Valen fue un chico como tantos otros que podemos conocer y acompañar en nuestras escuelas, patios, parroquias y centros juveniles. Hoy su historia es la de muchos que pueden estar atravesando alguna situación difícil. Por eso Raquel se detiene a compartir precisamente para ellos y ellas, unas palabras: “¿Qué les diría a los que están atravesando esta situación? Que busquen ayuda, que siempre, siempre, siempre, incluso cuando parece que el mundo se te cae encima, afuera hay alguien para quien vos sos el mundo. Alguien va a estar para acompañarte, para ayudarte, para sentarse con vos a llorar y a respirar. Para decirte: «‘Estoy acá. Sos importante, sos valioso.
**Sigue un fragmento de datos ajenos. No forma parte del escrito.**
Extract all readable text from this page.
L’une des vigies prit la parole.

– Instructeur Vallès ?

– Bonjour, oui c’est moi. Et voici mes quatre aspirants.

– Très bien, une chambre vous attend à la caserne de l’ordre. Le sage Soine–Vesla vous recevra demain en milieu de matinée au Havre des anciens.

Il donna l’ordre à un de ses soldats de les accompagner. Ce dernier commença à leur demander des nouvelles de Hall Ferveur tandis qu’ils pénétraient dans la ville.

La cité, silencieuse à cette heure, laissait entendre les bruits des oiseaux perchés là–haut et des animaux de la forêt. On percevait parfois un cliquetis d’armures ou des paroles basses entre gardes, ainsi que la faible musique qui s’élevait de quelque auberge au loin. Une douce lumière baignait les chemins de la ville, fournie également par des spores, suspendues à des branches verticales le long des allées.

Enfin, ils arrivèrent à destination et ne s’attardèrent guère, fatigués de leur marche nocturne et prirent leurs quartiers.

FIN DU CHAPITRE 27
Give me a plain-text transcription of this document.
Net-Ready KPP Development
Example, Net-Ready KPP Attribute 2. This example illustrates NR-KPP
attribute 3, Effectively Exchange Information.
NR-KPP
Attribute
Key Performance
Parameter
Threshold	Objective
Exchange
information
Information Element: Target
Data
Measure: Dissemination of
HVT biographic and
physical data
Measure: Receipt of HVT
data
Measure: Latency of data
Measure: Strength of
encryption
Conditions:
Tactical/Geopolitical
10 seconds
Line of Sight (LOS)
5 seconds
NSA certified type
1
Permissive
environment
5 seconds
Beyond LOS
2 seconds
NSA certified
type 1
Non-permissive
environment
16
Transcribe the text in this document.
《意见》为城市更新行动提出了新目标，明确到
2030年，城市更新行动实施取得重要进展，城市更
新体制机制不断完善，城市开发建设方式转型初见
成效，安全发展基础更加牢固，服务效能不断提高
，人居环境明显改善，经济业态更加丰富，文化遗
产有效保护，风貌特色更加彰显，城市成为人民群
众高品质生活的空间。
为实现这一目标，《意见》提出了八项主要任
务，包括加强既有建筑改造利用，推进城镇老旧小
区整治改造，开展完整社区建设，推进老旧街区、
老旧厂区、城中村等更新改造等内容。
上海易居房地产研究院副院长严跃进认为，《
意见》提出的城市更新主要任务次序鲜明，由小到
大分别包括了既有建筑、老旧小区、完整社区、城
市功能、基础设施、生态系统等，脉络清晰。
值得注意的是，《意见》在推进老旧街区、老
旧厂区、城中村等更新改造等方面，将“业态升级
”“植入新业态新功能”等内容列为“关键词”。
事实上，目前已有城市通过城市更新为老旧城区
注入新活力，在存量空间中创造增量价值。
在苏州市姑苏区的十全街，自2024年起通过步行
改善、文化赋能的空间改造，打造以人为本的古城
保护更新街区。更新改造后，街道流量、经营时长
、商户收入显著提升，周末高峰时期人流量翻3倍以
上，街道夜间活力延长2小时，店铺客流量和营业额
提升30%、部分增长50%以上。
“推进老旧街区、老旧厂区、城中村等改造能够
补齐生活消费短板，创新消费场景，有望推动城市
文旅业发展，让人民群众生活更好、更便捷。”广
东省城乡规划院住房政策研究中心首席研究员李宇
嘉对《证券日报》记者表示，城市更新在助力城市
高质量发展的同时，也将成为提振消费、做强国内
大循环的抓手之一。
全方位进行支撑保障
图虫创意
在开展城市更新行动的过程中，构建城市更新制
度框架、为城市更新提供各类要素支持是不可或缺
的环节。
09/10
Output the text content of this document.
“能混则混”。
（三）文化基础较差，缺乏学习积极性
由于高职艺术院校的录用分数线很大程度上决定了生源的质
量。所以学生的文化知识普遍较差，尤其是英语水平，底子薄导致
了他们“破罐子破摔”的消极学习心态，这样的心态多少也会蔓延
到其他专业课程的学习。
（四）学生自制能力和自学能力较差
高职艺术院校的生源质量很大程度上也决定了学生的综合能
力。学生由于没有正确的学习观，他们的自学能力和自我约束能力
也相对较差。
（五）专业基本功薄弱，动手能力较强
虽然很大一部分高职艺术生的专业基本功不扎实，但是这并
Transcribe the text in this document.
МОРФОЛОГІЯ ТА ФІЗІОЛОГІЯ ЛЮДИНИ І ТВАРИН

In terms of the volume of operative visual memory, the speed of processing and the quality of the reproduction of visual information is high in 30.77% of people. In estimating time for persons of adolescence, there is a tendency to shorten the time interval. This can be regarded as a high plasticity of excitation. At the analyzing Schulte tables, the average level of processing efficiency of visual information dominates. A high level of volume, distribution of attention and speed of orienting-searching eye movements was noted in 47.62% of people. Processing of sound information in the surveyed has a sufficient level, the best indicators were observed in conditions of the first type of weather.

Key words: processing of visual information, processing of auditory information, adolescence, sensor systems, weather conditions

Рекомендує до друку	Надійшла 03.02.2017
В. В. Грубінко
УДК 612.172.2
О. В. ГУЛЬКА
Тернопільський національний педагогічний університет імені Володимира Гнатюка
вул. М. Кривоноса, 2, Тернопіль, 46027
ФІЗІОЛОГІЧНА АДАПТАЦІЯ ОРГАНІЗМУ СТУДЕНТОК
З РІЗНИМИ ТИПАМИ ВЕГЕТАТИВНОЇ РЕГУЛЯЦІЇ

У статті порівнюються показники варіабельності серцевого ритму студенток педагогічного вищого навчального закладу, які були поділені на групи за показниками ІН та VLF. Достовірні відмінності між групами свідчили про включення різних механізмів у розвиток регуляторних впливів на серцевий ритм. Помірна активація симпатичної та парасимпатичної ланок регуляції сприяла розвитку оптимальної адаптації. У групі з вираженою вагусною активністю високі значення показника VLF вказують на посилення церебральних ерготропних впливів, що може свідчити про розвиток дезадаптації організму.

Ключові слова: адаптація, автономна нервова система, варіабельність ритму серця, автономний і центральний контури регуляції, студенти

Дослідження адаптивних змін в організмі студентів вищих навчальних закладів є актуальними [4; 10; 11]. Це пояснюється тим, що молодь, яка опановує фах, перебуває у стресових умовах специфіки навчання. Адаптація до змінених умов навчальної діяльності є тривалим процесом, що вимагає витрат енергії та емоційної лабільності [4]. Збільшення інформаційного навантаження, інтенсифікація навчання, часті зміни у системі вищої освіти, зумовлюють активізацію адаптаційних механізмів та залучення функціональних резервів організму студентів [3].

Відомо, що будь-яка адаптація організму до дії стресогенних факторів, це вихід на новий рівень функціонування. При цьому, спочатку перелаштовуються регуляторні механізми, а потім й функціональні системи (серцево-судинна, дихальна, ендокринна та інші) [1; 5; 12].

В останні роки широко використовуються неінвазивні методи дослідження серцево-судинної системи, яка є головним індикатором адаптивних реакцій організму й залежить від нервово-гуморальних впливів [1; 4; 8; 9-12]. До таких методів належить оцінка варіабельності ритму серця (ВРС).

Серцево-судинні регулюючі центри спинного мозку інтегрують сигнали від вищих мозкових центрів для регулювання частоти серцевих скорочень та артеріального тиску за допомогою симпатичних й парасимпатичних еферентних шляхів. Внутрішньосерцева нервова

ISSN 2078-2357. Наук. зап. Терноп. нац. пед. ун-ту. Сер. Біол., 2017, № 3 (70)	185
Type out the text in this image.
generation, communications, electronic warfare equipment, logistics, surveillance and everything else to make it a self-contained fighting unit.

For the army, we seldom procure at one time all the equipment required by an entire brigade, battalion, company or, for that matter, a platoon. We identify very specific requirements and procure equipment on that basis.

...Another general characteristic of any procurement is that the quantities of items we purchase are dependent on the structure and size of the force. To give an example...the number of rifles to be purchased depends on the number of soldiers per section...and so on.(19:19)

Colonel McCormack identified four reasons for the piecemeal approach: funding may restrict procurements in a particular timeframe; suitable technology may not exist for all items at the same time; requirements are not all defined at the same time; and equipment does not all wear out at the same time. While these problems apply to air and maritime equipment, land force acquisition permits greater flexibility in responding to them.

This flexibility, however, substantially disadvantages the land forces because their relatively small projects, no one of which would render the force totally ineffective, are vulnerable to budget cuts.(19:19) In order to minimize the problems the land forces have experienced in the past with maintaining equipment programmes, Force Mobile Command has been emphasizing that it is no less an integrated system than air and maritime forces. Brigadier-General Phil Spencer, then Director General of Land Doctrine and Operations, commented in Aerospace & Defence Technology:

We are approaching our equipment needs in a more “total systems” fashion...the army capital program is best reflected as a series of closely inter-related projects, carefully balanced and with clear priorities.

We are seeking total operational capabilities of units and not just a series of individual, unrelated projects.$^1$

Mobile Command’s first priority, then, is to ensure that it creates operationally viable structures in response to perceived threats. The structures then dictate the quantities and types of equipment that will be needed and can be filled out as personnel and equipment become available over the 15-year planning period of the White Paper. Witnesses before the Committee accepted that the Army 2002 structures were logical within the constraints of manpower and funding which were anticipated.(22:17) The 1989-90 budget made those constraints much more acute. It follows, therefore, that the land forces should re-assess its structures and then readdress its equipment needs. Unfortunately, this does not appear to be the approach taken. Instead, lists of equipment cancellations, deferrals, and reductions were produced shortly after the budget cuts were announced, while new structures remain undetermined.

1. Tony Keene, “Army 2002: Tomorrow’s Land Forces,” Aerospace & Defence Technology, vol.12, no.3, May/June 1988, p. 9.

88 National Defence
Sos valiosa y estoy acá. Y no me voy a mover de acá hasta que nos podamos levantar juntos. Y si juntos no podemos, vamos a buscar ayuda. Pero estoy acá y me importás. Tu vida es valiosa porque tu vida es de Dios y es maravillosa, aunque a veces parezca que no podés ver la luz. Se puede’. Yo siempre que alguien me abraza o abrazo a un chico o a una chica, es un abrazo que Valen viene a darme”.